Winners of the 2018 Anzac Spirit Study Tour
The students who won a place on the 2018 Anzac Spirit Study Tour will travel to the Western Front in France and Belgium during April 2018.
Their names and details of their entries are listed below.
Akiesha Brown from Casuarina Senior College researched the connection between Australia and Villers-Bretonneux through interviews with two key people:
- a video interview with the Royal Australian Army's Commander Northern Command and Commander of 1st Brigade, Brigadier Ben James AM, DSM
- a telephone interview with Strathewen Primary School principal Jane Hayward.
Go to the YouTube website to watch Akiesha's entry.
Faiza Choudhury from Darwin High School submitted an essay that explores the relationship between Australians and the people of Villers-Bretonneux. Faiza's essay looks at how the relationship is expressed through the town's continuous efforts to remember the Anzacs, proving that the distance of thousands of miles and a century will always be closed with the undying and abiding Anzac spirit.
Angus Gurry from Darwin Middle School wrote an essay titled Before Dawn which outlines the ongoing relationship between Australia and Villers-Bretonneux, concluding that the relationship reflects the true Anzac spirit.
Jayna McCallum from Dripstone Middle School wrote a song titled Never Forget Australia. The song focuses on the experiences of the Australian soldiers during and after the Battle of Villers-Bretonneux.

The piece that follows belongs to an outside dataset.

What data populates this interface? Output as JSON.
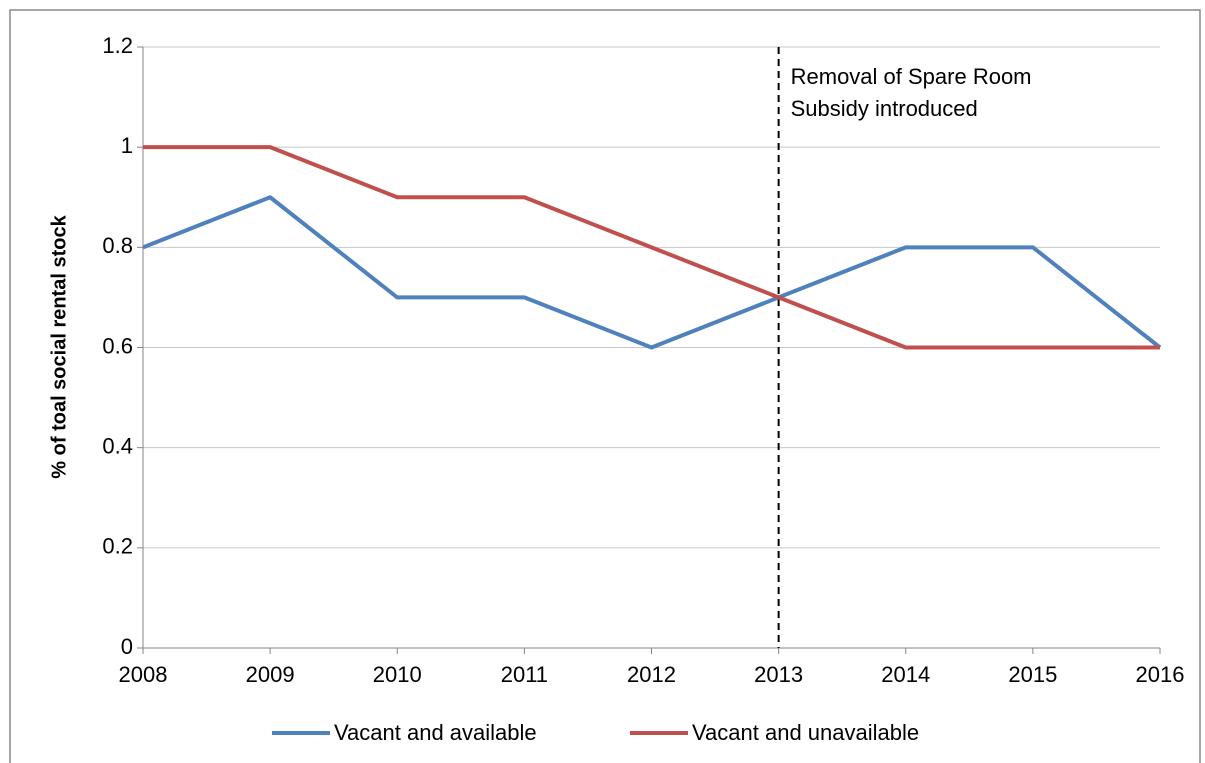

Arianna Baldieri from Good Shepherd Lutheran College submitted a video blog entry which transports the viewer back to 1918 where she takes on the personas of Australia and Germany to communicate how the Battle of Villers-Bretonneux unfolded.

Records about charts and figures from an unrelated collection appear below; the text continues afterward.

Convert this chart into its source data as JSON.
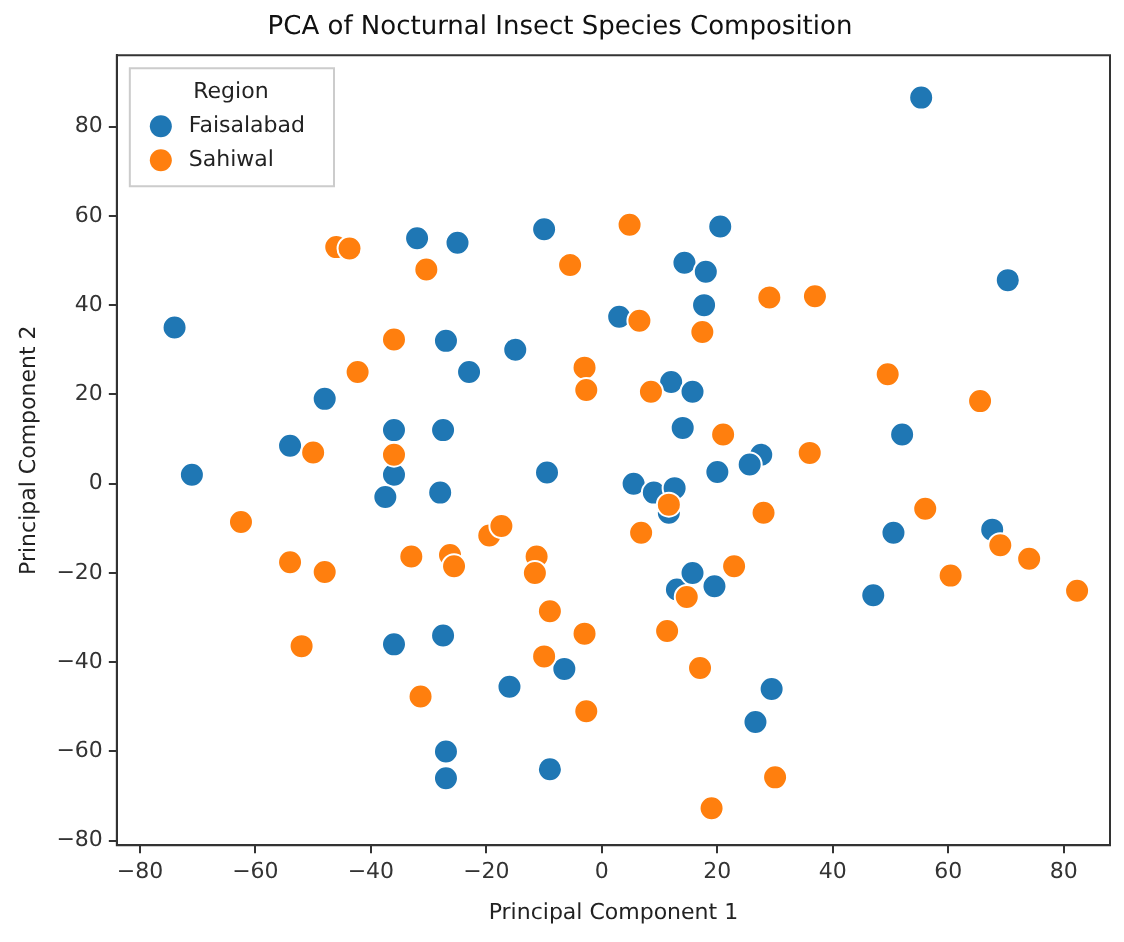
{
  "chart_data": {
    "type": "scatter",
    "title": "PCA of Nocturnal Insect Species Composition",
    "xlabel": "Principal Component 1",
    "ylabel": "Principal Component 2",
    "legend_title": "Region",
    "legend": "top left",
    "grid": false,
    "marker": "circle",
    "xlim": [
      -84,
      88
    ],
    "ylim": [
      -81,
      96
    ],
    "xticks": [
      -80,
      -60,
      -40,
      -20,
      0,
      20,
      40,
      60,
      80
    ],
    "yticks": [
      -80,
      -60,
      -40,
      -20,
      0,
      20,
      40,
      60,
      80
    ],
    "series": [
      {
        "name": "Faisalabad",
        "color": "#1f77b4",
        "x": [
          -74,
          -71,
          -54,
          -48,
          -32,
          -25,
          -27,
          -23,
          -15,
          -36,
          -36,
          -37.5,
          -28,
          -27.5,
          -36,
          -27.5,
          -27,
          -27,
          -16,
          -6.5,
          -9,
          -9.5,
          -10,
          20.5,
          14.3,
          18,
          17.7,
          3,
          12,
          15.7,
          14,
          52,
          70.3,
          55.3,
          27.6,
          25.6,
          20,
          5.5,
          9,
          12.6,
          11.6,
          13,
          15.7,
          19.5,
          47,
          50.5,
          67.6,
          29.4,
          26.6
        ],
        "values": [
          35,
          2,
          8.5,
          19,
          55,
          54,
          32,
          25,
          30,
          12,
          2,
          -3,
          -2,
          12,
          -36,
          -34,
          -60,
          -66,
          -45.5,
          -41.5,
          -64,
          2.5,
          57,
          57.6,
          49.5,
          47.5,
          40,
          37.4,
          22.8,
          20.6,
          12.5,
          11,
          45.6,
          86.5,
          6.5,
          4.3,
          2.6,
          0,
          -2,
          -1,
          -6.5,
          -23.7,
          -20,
          -23,
          -25,
          -11,
          -10.3,
          -46,
          -53.4
        ]
      },
      {
        "name": "Sahiwal",
        "color": "#ff7f0e",
        "x": [
          -46,
          -43.7,
          -30.4,
          -5.5,
          -36,
          -42.3,
          -3,
          -2.7,
          -50,
          -36,
          -62.5,
          -54,
          -48,
          -52,
          -33,
          -26.3,
          -25.6,
          -19.5,
          -17.4,
          -11.3,
          -11.6,
          -9,
          -3,
          -10,
          -31.4,
          -2.7,
          4.8,
          6.5,
          17.4,
          29,
          36.9,
          8.5,
          21,
          49.5,
          65.5,
          36,
          11.6,
          6.8,
          28,
          56,
          69,
          74,
          60.4,
          82.3,
          22.9,
          14.7,
          11.3,
          17,
          30,
          19
        ],
        "values": [
          53,
          52.7,
          48,
          49,
          32.3,
          25,
          26,
          21,
          7,
          6.5,
          -8.6,
          -17.6,
          -19.8,
          -36.4,
          -16.3,
          -16,
          -18.5,
          -11.6,
          -9.5,
          -16.3,
          -20,
          -28.6,
          -33.6,
          -38.7,
          -47.7,
          -51,
          58,
          36.5,
          34,
          41.7,
          42,
          20.6,
          11,
          24.5,
          18.5,
          6.9,
          -4.7,
          -11,
          -6.5,
          -5.6,
          -13.8,
          -16.8,
          -20.6,
          -24,
          -18.5,
          -25.4,
          -33,
          -41.3,
          -65.8,
          -72.7
        ]
      }
    ]
  }
}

She also discusses the formation of the ongoing relationship between France and Australia.
Go to the YouTube website to watch Arianna's entry.
Ellen Archibald from Good Shepherd Lutheran College submitted an essay outlining the history of the Anzac spirit encompassed by the relationship between Australia and Villers-Bretonneux.

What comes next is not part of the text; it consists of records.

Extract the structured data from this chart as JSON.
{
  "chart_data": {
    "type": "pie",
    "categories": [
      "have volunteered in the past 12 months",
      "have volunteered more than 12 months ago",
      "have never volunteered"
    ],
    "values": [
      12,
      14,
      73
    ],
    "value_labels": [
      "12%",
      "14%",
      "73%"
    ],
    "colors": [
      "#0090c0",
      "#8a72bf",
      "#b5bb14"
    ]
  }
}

Ellen concludes that the Anzac spirit is represented by the kind assistance both countries have provided each other in times of conflict and hardship.
Charlotte Pickering from Katherine High School wrote an essay focusing on the forging of the Anzac Spirit and the enduring relationship between Australia and Villers-Bretonneux which continues to serve as reminder of the horrors of the Great War.
Crisostomo Remulla from Katherine High School submitted an essay that discussed the courage and bravery shown by soldiers in the Battle of Villers-Bretonneux as well as the generosity which has forged a lasting bond between Australia and Villers-Bretonneux.
Joseph Haritos from Nightcliff Middle School focused his essay on the bonds forged in a time of strife which bought the people from two different sides of the world together and how this relationship continues to thrive today.
Adine Reedman from O'Loughlin Catholic College submitted a video in a modern format outlining how Australian soldiers fought to make Australia the safe, secure and free country it is today.
Go to the YouTube website to watch Adine's entry.
Telita Kellner from O'Loughlin Catholic College wrote an essay that draws comparisons between the people of Australia and Villers-Bretonneux, past and present. She concludes that the Anzac spirit is a powerful force which defines us as a nation.
Sarah Muller from Our Lady of the Sacred Heart Catholic College submitted an essay discussing the relationship between Australia and Villers-Bretonneux in times of war and peace.
Luke Secrett from Palmerston Christian School made a video discussing how the people of Villers-Bretonneux are grateful to the Australians who saved their town in 1918 and how the Anzac spirit continues to live on in Villers-Bretonneux and Australia.
Go to the YouTube website to watch Luke's entry.
Jasinda Bourke from Palmerston Senior College made a video based on a collection of fictional diary entries, letters and emails between French and Australian residents and soldiers, set both in 1918 and the modern era.
Go to the YouTube website to watch Jasinda's entry.
Darcy Holmes from St John's Catholic College submitted a video which draws on his own family’s history of the First World War.
Jack Elliott, who was killed in France near Villers-Bretonneux, is Darcy’s great, great uncle, and material produced by Jack is utilised to give depth and context to this entry.
Go to the YouTube website to watch Darcy's entry.